Par Denise Kyalwahi
À Beni, dans la province du Nord-Kivu, des familles issues de la communauté pygmée, déplacées par les violences armées, vivent une période particulièrement difficile. Installées sur le site de Kipriani, ces personnes disent éprouver de nombreuses difficultés à s’adapter aux conditions de vie en milieu urbain, loin de leurs terres, de leurs champs et de leur environnement habituel.
Rencontrés par Opinion-Info à Kipriani, ces déplacés expliquent avoir quitté le quartier de Ngadi à la suite de plusieurs attaques meurtrières attribuées aux groupes armés, notamment aux ADF. Parmi les victimes enregistrées dans cette zone figure l’artiste comédien Mangese, tué le 30 mai 2026.
Pour ces familles, le déplacement ne représente pas seulement une perte de logement. Il signifie également l’abandon de leurs activités traditionnelles et de leurs moyens de subsistance. Certains affirment souffrir particulièrement de l’inactivité et de l’impossibilité de retourner cultiver leurs champs.

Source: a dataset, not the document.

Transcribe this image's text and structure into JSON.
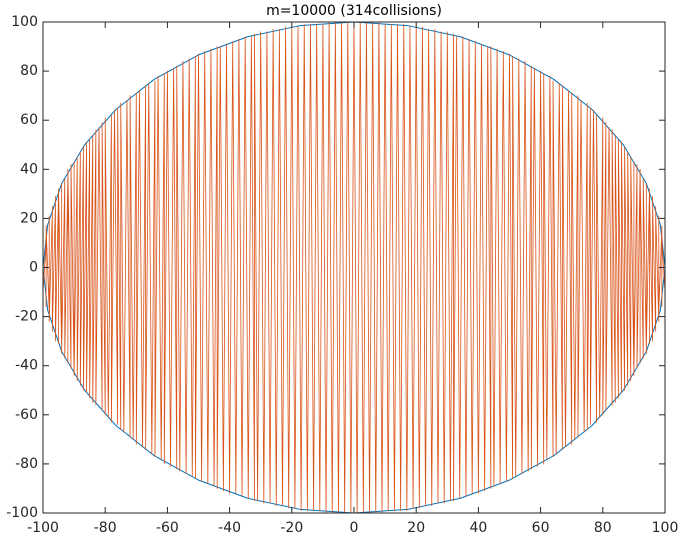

Un membre de la communauté raconte avoir perdu sa fille et son beau-fils lors des violences à Ngadi.
« J’ai perdu deux membres de ma famille à Ngadi, mon beau-fils et ma propre fille. Mon beau-fils était retourné chercher quelque chose avant de tomber sur l’ennemi. Il a tenté de fuir, mais il a été criblé de balles. Nous voulons maintenant retourner chez nous, dans la brousse. J’ai un champ qui m’attend à Mbutaba et je souffre ici parce que je reste sans rien faire », a-t-il témoigné.
Au-delà des difficultés économiques et sociales, les déplacés évoquent également des problèmes de santé. Mantu Sofele, membre de cette communauté, estime que plusieurs maladies auxquelles les familles sont confrontées en ville leur sont moins familières que celles rencontrées dans leur environnement d’origine.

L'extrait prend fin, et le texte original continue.